Esma-i İlahiye, Cenab-ı Hakk’ın Kemalât-ı İlahiyesinin (İlahi mükemmelliklerinin) unvanlarıdır. Onlar, Zat-ı Zülcelal’in (Yüce Zat’ın) sonsuz sıfatlarını ve faaliyetlerini bize tanıtan başlıklar hükmündedir.
İnsan, metinde “câmiiyet-i mahiyet” (mahiyetinin/yapısının toplayıcılığı, kapsamlılığı) olarak ifade edilen bir fıtrata sahiptir. Bu kapsamlı yapı, “hadsiz ihtiyacat” (sınırsız ihtiyaçlar) doğurur. İnsan, fıtraten (doğuştan) bu “binler enva-ı hâcat” (binlerce çeşit ihtiyaç) ile “bin bir esma-i İlahiyeye” muhtaçtır.
Metnin vurguladığı nokta şudur: Bizim Esma’ya olan muhabbetimizin aslı, onlara olan fıtrî ihtiyacımızdır. Bu ihtiyaç “muzaaf” (katlanmış) oldukça “iştiyak” (şiddetli arzu), iştiyak katlandıkça “muhabbet” (sevgi) ve muhabbet katlandıkça “aşk” haline gelir.

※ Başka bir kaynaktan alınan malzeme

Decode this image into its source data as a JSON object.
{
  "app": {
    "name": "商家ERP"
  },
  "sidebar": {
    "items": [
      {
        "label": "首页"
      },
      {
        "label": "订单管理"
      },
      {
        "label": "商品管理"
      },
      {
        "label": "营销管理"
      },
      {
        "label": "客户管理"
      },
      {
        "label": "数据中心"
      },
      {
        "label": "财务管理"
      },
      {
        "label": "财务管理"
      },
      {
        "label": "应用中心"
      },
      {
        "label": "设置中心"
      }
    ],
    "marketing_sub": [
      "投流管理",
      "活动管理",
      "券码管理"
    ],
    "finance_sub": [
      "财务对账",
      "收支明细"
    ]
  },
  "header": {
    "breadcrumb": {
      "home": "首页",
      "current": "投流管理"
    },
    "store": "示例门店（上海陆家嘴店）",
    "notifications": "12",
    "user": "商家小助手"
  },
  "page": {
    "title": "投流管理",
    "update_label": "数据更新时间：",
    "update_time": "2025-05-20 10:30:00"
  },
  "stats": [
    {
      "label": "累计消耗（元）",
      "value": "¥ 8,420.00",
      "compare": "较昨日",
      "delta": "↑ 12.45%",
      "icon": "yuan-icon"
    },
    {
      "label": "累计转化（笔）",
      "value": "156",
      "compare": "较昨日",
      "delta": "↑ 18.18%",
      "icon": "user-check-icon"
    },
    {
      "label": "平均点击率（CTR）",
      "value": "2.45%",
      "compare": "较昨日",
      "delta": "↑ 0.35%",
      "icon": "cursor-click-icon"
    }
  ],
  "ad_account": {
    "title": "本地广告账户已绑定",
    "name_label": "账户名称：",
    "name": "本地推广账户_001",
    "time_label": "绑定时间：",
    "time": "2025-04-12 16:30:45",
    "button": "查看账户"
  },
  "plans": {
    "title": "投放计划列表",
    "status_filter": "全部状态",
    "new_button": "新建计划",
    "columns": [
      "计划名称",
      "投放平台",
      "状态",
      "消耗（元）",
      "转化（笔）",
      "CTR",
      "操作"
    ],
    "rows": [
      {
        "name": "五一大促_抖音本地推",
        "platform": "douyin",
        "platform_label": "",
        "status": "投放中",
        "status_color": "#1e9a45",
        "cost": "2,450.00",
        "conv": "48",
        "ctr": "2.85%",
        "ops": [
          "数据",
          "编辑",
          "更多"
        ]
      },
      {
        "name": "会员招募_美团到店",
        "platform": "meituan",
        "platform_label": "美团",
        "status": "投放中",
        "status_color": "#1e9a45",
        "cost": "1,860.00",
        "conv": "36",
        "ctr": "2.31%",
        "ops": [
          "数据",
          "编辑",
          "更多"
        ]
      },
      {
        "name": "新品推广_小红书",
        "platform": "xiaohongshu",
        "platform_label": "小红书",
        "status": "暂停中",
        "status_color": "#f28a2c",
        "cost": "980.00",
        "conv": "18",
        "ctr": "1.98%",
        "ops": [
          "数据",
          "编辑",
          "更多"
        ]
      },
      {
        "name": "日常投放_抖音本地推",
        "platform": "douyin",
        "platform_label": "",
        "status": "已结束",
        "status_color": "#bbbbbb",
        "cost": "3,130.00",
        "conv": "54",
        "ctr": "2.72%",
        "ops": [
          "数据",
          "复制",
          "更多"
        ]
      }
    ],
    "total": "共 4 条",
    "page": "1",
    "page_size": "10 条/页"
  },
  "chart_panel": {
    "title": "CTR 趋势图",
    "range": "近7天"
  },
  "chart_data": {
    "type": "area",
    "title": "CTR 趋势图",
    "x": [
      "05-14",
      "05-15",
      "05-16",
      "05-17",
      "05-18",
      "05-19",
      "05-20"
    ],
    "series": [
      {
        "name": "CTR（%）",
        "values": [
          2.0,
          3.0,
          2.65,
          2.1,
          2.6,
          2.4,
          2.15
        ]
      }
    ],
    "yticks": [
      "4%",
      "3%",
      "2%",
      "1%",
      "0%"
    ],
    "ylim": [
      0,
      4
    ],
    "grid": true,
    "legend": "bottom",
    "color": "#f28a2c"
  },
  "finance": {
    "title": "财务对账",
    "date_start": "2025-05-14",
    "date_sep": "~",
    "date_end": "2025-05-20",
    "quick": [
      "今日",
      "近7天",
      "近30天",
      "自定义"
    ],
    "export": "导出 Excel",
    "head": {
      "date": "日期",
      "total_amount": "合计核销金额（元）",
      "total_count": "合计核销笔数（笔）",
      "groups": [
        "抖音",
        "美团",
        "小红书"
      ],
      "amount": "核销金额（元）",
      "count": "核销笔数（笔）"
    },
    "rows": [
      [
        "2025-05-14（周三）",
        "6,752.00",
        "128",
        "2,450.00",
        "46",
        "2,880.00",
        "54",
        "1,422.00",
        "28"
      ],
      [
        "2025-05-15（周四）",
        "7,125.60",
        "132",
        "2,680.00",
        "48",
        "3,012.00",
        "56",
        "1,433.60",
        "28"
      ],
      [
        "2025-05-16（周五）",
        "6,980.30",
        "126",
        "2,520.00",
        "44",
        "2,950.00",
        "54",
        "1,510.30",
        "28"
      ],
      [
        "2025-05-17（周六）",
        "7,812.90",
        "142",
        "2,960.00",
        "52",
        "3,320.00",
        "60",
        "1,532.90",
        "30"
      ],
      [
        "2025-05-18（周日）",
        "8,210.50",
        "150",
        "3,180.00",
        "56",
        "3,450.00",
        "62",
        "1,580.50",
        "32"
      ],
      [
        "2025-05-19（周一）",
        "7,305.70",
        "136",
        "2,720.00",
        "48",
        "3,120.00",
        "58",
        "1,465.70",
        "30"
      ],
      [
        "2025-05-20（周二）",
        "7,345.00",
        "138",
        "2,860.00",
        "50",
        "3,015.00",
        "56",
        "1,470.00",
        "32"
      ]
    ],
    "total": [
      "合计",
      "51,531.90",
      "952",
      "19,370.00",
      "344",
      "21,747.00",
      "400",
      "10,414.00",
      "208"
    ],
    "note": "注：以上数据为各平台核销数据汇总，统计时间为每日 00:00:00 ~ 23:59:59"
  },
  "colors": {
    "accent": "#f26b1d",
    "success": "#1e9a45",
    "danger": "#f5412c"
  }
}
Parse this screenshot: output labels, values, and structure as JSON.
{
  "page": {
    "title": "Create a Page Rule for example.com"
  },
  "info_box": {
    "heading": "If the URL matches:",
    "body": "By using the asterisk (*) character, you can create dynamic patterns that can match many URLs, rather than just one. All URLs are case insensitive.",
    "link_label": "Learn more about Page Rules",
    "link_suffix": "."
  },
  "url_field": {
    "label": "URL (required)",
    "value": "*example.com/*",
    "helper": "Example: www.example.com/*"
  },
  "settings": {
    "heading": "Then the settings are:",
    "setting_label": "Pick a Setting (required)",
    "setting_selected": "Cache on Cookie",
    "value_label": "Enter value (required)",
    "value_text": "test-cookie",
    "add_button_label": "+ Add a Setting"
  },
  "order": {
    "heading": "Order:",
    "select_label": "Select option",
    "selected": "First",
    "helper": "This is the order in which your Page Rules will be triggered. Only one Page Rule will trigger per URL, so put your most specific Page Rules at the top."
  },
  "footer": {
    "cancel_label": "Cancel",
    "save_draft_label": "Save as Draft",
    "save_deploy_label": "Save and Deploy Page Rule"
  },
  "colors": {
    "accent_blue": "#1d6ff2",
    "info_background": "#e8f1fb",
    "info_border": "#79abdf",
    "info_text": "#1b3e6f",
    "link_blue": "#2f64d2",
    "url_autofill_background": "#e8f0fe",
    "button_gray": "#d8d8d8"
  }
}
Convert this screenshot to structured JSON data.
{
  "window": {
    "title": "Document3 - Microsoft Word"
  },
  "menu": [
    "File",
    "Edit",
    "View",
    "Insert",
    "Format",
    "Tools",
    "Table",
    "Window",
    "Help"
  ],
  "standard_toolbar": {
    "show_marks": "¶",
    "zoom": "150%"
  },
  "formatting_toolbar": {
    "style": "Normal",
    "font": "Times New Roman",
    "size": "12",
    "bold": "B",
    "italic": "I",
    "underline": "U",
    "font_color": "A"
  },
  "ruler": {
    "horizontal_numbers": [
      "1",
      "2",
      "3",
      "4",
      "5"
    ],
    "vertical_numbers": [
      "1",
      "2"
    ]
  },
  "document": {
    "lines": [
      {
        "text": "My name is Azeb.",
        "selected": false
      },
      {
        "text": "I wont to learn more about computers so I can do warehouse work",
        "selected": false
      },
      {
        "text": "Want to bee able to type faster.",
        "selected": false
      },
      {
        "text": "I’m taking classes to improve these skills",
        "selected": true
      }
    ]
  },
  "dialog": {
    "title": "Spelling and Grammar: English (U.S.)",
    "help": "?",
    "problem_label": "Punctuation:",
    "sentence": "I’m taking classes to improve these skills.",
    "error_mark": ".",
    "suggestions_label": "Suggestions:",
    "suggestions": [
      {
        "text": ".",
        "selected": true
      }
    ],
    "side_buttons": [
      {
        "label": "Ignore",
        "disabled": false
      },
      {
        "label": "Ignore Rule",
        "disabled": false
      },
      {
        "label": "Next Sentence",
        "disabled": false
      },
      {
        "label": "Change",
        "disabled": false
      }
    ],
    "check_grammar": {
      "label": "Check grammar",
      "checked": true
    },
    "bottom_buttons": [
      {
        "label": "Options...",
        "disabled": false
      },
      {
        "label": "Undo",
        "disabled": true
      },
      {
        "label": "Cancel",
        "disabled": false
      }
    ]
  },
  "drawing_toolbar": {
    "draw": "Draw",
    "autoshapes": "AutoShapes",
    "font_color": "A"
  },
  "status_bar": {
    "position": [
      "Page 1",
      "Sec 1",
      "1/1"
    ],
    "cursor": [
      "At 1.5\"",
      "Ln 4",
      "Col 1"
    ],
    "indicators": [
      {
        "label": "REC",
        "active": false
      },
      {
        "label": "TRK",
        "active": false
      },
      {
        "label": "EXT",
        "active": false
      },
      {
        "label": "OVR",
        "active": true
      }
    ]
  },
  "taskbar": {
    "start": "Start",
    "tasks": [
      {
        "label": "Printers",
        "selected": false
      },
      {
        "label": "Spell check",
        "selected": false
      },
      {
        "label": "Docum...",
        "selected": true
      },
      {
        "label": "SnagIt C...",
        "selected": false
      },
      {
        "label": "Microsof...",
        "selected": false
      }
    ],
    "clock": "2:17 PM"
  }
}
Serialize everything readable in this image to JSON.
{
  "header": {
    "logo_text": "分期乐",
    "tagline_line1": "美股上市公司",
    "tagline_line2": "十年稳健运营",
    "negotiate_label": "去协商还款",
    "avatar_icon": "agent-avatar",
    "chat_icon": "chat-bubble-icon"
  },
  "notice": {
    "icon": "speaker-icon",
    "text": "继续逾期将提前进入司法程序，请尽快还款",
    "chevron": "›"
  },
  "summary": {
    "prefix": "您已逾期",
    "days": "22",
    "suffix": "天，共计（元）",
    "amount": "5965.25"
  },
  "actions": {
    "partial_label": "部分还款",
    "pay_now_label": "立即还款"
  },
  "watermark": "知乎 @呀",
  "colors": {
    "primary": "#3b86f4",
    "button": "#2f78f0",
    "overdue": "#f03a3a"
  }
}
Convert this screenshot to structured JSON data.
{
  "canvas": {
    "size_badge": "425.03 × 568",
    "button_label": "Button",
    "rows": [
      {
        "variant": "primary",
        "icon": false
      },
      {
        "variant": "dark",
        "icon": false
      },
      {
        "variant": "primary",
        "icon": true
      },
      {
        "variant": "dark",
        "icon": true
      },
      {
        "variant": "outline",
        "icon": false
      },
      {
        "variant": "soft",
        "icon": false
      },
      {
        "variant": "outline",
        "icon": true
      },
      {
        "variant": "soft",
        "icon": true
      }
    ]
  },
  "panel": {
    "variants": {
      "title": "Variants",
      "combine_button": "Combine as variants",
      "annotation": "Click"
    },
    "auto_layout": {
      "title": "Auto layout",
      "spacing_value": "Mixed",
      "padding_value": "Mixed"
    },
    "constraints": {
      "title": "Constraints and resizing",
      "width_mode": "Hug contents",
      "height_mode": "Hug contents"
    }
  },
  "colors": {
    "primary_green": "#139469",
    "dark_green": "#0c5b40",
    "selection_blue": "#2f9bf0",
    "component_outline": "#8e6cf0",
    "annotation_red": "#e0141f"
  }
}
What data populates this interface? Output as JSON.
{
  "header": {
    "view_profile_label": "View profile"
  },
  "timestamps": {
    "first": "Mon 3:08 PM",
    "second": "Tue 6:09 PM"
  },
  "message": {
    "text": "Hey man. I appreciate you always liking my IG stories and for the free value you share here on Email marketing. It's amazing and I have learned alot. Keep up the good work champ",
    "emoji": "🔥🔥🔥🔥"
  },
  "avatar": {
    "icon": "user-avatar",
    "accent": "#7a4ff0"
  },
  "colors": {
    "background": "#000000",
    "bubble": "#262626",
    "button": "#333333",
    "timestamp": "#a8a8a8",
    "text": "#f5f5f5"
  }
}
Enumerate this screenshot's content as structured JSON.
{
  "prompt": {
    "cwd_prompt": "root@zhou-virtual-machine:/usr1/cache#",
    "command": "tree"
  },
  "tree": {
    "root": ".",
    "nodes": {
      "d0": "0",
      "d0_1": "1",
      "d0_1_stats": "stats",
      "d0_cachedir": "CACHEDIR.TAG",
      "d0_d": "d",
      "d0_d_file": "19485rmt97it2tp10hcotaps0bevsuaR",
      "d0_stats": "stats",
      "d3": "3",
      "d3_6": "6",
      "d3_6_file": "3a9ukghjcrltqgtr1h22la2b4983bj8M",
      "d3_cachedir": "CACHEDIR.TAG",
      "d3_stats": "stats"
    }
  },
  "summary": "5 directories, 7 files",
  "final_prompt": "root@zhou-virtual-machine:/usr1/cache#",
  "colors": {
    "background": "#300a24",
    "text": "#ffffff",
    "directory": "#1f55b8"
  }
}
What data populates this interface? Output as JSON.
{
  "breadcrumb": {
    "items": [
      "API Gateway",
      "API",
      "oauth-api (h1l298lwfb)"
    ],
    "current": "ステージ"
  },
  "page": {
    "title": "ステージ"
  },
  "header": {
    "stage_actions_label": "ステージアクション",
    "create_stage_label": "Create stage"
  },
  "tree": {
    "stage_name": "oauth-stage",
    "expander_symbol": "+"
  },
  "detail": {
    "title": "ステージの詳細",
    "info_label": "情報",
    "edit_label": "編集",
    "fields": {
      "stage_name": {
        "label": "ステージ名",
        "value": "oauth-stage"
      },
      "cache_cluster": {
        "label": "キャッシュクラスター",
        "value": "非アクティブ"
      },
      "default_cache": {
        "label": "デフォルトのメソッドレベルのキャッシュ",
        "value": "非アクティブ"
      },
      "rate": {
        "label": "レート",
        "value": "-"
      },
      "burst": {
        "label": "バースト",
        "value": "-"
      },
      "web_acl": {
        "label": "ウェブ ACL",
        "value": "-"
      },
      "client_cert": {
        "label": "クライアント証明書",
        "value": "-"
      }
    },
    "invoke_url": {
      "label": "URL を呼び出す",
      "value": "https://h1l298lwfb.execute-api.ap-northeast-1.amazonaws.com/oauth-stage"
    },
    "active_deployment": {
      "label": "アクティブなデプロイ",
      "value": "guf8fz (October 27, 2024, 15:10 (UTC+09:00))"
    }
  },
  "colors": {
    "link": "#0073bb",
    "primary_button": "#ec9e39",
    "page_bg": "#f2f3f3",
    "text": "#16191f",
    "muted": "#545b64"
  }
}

2. Esmanın Farklı Tecellisi (İsimlerin Farklı Görünümleri)

Tecelli, bir ismin kâinatta görünür hale gelmesi, faaliyete geçmesidir. Metin, bu tecellilerin tek bir tarzda olmadığını, farklı “mertebeleri” ve “tabakatı” (katmanları) olduğunu belirtir.
En mühim nokta, Esma’nın genellikle birlikte ve birbiri içinde tecelli etmesidir. Metnin sonundaki temsilde (orduda ve bahar mevsiminde) bu durum çok net izah edilir:
* Tecelli, “adl ve hikmet içinde” gerçekleşir.
* “İsm-i Hak ve Rahmanu’r-Rahîm’in cilvesi” birlikte görünür.
* “Hak ve Rahman, Rezzak ve Rahîm, Kerîm unvanları” hep beraber seyredilir.
Bu, şu demektir: Kâinattaki bir fiilde sadece Adl (Adalet) ismi değil, o adaletin içinde Hakîm (Hikmetle yapan), Rahman (Merhamet eden) ve Rezzak (Rızık veren) isimleri de iç içe tecelli eder. Bir çiçeğin yaratılışında hem Musavvir (Şekil veren) hem Müzeyyin (Süsleyen) hem Latîf (Güzel yapan) isimleri birlikte faaliyet gösterir.

3. Tecellinin Eşyada Makes Bulması (Görünümün Varlıklarda Yansıması)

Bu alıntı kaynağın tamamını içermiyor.